Craig Wright, the self-proclaimed Satoshi Nakamoto — the pseudonymous creator of Bitcoin is now claiming that he was the hacker of bitcoin exchange Mt. Gox in 2011, which resulted in the loss of 79,956 BTC, today worth over $750 million.
A letter sent by Wright’s law firm SCA Ontier to Blockstream on June 12, 2020, alleges that he has control over the two mentioned bitcoin addresses. One of them is the one that received the stolen BTC from Mt.Gox.
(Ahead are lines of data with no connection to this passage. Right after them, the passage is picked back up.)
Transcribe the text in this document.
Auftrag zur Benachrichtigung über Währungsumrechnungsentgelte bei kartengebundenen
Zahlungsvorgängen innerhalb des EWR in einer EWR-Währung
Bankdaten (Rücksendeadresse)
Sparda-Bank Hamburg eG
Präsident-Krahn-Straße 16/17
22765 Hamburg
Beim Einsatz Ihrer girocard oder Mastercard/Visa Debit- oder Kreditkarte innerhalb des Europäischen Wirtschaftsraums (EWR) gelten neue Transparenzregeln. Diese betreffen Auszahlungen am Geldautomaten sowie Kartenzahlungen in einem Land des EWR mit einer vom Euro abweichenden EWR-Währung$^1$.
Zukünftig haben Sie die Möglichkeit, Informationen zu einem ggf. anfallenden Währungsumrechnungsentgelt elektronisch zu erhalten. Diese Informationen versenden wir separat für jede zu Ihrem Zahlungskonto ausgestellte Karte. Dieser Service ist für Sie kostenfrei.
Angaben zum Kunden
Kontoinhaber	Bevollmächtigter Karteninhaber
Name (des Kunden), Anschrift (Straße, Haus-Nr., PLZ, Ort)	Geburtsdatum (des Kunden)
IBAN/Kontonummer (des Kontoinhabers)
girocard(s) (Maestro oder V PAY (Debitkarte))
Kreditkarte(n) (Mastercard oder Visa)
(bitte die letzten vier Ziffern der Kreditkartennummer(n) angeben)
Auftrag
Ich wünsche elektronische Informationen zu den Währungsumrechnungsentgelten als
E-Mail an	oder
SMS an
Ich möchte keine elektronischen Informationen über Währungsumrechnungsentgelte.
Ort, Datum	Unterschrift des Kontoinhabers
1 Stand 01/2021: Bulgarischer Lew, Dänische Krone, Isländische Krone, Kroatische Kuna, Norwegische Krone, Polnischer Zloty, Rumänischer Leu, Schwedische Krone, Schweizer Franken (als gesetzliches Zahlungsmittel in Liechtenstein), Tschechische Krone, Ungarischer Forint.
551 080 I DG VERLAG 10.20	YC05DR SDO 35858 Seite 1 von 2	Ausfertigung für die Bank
“Just so we’re clear, Craig Wright has just openly admitted (via his lawyers) to be the guy that stole 80k BTC from Mtgox. The screenshots below show the court documents indicating the “1Feex” address is where the stolen Mtgox funds were sent,” said Monero developer Riccardo Spagni.
Everyone who lost money in Mt. Gox now has license to sue Craig Wright for their losses. https://t.co/NV03RGFgnu
— Vake (@vakeraj) June 12, 2020
Mt. Gox CEO Mark Karpeles also confirmed this. Recently, Japan’s high court upheld a lower court’s decision that he was guilty of manipulating electronic data in this hack but not embezzlement which he called “unfortunate.”
“The 1Feex address contains ~80k BTC stolen from MtGox in March 2011. Craig Wright is claiming to have been in control of this address until recently, admitting legal liability for damages and interest?” said Kareples.
The 1Feex address contains ~80k BTC stolen from MtGox in March 2011. Craig Wright is claiming to have been in control of this address until recently, admitting legal liability for damages and interest?https://t.co/vWGF871c16
— Mark Karpelès (@MagicalTux) June 12, 2020
The bitcoin address contains 79,956.55 BTC which are currently unspent. This is not even the first time that Craig tried to claim the Mt.Gox hack addresses as his own. Back in 2018, bitcoin security firm Wizsec debunked it in its report “Kleiman v Craig Wright: The bitcoins that never were.”
According to Wright’s lawyer’s letter, the encrypted file and related information of these addresses were stolen during a hack on Wright’s computer in February 2020.
And they want Blockstream “responsible for the Bitcoin Core blockchain” to do something about it because they “have duties in relation to transactions on that blockchain in circumstances where you have notice of the interests involved, including in particular avoiding illegitimate transactions being entered on the blockchain.”